Chroniques

par jérémie szpirglas

L’enfant et les sortilèges, opéra de Maurice Ravel
Trouble in Tahiti | Pépin à Tahiti, comédie musicale de Leonard Bernstein

Opéra national de Lorraine, Nancy
- 26 mars 2010
© opéra national de nancy

L’enfant et les sortilèges pose problème. Trop court. C’est un chef-d’œuvre absolu, mais trois-quarts d’heure, même trois-quarts d’heure de pure magie, laissent sur sa faim. D’où l’idée de lui associer un autre ouvrage. À Nancy, on a opté pour une comédie musicale méconnue de Leonard Bernstein. Composé en 1953, durant lui aussi quarante minutes, Trouble in Tahiti est un mélodrame qui décrit l’envers du rêve américain (l’homme trop préoccupé par sa propre personne, ses réussites personnelles et sportives, ses amours adultères, pour accorder la moindre attention à sa famille ; la femme, en analyse, qui sans avoir abandonné le combat désespère discrètement, en solitaire ; l’enfant, silencieux, qui subit en regardant la télé) – Bernstein remettant pour l’occasion le chœur antique au goût du jour, au moyen d’un trio de chanteurs qui semble tout droit sorti d’une publicité radiophonique. Malgré quelques jolis moments – que l’on doit surtout à la Dinah d’Aurore Ugolin et qui annoncent en germe les plus beaux passages de West Side Story (on entend le lointain Somewhere dans le récit de rêve qu’elle fait à son psychiatre) –, l’ouvrage est imparfait, déséquilibré, manquant de rythme et, somme toute, d’intérêt.

La passerelle avec le chef-d’œuvre de Ravel reste assez bien trouvée par l’astucieux metteur en scène (et chanteur) Benoît Bénichou : l’Enfant de Colette et Ravel n’est autre que le Junior du couple bernsteinien.
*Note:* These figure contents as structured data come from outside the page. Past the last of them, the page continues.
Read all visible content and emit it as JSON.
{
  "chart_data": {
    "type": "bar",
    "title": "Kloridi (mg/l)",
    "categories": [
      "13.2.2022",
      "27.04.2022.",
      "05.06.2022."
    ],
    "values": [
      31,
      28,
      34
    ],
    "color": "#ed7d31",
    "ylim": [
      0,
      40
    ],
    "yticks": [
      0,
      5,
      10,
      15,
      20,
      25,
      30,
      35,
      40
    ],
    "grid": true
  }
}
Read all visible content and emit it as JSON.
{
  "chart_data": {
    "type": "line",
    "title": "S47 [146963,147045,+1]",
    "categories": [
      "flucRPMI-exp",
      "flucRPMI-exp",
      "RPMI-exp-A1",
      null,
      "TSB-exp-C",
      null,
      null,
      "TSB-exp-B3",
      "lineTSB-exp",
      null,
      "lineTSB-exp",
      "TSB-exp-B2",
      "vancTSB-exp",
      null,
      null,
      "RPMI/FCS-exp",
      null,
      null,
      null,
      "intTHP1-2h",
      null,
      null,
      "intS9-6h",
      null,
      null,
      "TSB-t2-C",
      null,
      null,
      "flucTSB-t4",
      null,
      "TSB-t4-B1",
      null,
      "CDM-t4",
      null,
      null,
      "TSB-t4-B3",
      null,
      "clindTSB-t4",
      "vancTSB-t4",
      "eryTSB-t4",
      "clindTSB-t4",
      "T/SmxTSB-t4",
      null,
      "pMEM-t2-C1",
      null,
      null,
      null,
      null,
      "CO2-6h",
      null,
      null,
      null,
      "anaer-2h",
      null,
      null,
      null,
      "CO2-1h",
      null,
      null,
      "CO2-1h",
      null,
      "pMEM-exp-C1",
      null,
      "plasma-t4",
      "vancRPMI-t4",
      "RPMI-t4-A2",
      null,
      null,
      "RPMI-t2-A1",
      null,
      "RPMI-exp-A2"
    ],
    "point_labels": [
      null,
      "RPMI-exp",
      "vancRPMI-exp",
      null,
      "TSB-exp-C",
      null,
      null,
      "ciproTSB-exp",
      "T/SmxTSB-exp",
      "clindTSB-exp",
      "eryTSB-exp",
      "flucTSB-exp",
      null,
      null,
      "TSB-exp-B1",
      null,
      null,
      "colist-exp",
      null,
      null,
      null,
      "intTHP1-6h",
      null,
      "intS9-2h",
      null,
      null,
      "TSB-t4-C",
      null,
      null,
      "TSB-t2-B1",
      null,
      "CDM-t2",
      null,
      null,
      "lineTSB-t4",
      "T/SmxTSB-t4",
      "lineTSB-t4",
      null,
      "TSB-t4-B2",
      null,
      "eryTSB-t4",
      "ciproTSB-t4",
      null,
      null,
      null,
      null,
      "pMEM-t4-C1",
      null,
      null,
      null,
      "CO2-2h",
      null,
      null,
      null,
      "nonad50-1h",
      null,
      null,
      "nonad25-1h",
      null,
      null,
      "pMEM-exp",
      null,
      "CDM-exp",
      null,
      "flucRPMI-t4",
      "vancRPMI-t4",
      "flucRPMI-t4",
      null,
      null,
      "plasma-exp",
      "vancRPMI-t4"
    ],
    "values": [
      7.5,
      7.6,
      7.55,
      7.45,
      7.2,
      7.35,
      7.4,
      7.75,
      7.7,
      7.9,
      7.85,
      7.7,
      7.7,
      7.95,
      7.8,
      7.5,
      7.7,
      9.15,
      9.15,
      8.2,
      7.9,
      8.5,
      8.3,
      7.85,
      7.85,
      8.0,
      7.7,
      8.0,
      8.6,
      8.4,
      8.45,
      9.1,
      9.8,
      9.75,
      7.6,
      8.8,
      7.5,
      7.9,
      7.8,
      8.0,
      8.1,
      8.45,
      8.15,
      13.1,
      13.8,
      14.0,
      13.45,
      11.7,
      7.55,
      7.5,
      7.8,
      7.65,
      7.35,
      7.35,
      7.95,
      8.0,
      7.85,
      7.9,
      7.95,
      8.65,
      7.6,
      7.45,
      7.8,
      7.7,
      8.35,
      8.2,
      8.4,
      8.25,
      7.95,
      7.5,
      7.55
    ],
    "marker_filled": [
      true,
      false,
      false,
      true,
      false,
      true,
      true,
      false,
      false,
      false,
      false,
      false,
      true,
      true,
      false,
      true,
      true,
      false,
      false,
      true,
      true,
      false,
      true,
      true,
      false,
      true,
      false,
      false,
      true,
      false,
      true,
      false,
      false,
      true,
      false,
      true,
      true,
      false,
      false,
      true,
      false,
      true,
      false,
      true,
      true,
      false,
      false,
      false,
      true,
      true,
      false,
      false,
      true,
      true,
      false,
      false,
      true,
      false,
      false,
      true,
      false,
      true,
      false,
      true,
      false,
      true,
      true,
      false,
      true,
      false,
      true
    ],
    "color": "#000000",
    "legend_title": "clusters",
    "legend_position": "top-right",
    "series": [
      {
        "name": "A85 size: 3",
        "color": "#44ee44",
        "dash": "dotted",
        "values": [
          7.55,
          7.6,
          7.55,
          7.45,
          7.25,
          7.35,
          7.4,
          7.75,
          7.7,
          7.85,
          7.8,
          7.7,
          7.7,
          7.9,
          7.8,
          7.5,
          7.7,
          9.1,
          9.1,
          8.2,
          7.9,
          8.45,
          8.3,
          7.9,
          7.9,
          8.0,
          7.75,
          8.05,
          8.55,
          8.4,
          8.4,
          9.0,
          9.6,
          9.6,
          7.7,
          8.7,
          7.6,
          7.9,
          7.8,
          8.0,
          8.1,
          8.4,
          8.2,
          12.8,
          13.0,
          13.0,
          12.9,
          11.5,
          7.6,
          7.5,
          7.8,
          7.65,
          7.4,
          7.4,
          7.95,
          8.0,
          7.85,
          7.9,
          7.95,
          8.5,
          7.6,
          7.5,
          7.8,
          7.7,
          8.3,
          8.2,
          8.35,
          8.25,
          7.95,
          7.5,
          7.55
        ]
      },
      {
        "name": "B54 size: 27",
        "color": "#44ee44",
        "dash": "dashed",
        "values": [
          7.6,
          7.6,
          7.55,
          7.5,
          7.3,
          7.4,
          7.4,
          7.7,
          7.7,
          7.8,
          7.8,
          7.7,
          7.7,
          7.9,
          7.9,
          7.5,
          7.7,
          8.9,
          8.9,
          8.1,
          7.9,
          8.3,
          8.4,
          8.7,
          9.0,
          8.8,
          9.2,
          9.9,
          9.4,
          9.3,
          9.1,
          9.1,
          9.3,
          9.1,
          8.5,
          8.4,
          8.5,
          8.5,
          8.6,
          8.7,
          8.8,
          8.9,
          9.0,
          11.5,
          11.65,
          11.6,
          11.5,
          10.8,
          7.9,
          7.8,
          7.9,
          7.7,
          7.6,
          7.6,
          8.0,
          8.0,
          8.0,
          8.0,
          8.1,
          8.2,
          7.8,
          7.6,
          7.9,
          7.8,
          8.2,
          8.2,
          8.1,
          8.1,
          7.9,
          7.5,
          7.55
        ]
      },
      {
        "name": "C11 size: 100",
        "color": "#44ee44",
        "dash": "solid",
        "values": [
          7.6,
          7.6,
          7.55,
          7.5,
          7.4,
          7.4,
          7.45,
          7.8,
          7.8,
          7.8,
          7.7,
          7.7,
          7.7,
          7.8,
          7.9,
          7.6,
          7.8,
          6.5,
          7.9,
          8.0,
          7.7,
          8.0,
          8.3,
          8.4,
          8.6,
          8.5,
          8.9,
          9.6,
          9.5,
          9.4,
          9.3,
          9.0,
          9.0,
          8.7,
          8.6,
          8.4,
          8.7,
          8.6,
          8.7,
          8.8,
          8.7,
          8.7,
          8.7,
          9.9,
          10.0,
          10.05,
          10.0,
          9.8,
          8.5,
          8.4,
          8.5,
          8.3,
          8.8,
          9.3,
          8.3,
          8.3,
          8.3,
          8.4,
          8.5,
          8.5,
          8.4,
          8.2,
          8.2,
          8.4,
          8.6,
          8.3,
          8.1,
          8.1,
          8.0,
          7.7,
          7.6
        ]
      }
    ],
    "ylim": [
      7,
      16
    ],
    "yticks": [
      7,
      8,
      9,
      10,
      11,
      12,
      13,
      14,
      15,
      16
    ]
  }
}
Avec une petite réserve : les sentiments de la mère pour son enfant ne sont pas tout à fait les mêmes d’un ouvrage à l’autre. Mais qu’importe, le lien est fait, et Bénichou donne également une cohérence à la soirée grâce aux décors. Maquette de banlieue états-unienne dans la première partie, ils deviennent dans la seconde des jouets que l’on peut casser et éclater sur le plateau. L’échiquier lumineux tracé au sol, théâtre des disputes et jeux de rôles du couple de Trouble in Tahiti, se décline ainsi autour de l’Enfant en un jeu de lumières quasi psychédéliques, tour à tour oniriques, agressives, voire effrayantes, pour finir sur un ton tendre et chaleureux. Usant avec intelligence autant de cette scénographie lumineuse que des costumes et accessoires, cette interprétation des diverses scènes de sortilège recèle suffisamment de poésie, de fantaisie et d’érotisme pour plaire aux petits comme aux grands.

L’Orchestre symphonique et lyrique de Nancy se moule dans la partition et ses couleurs savoureuses. Si certains solos (de bois notamment) s’essoufflent et s’efforcent, la direction droite et sans défaut de Jonathan Schiffman tire des musiciens un belle dynamique et de jolis contrastes. Un parfait écrin pour un plateau fort agréable, au sein duquel on retiendra Marc Mauillon (Horloge, Chat), François Piolino (Théière, Petit vieillard, Reinette), l’exquise Mélanie Boisvert (Princesse, Feu, Rossignol), Aurore Ugolin (qui prend à nouveau le rôle de la Mère, ainsi que celui de la Tasse chinoise), avec, bien sûr, une mention spéciale bien méritée pour le Chœur des enfants du CRR de Nancy.

Dans le rôle de l’Enfant, on retrouve Amaya Dominguez, jeune mezzo-soprano à suivre impérativement. Si on a pu l’entendre dans le répertoire baroque [lire notre chronique du 11 août 2009], on l’a plus d’une fois remarquée dans la mélodie française. Pleine d’aisance, sa voix sensuelle prend des inflexions raffinées. Dotée d’une présence magnétique, elle ne cherche pas la démonstration, mais la justesse, et la trouve. Maîtrisant à merveille sa voix pour en préserver la fraicheur en même temps que la naïveté, elle incarne un Enfant capricieux, excessivement rêveur. Elle réinjecte dans son chant son étonnement du monde, ce qui la laisse interdite de ce qu’elle observe. Dans son duo avec la Princesse, pour ne citer que celui-là, elle émeut par des phrasés hautement sensibles et une véhémence mêlée de sanglots, mais sans vibrato excessif. Ses confrontations avec l’arithmétique, le duo des chats et même les animaux du jardin, révèlent un talent de comédienne qui mérite le détour.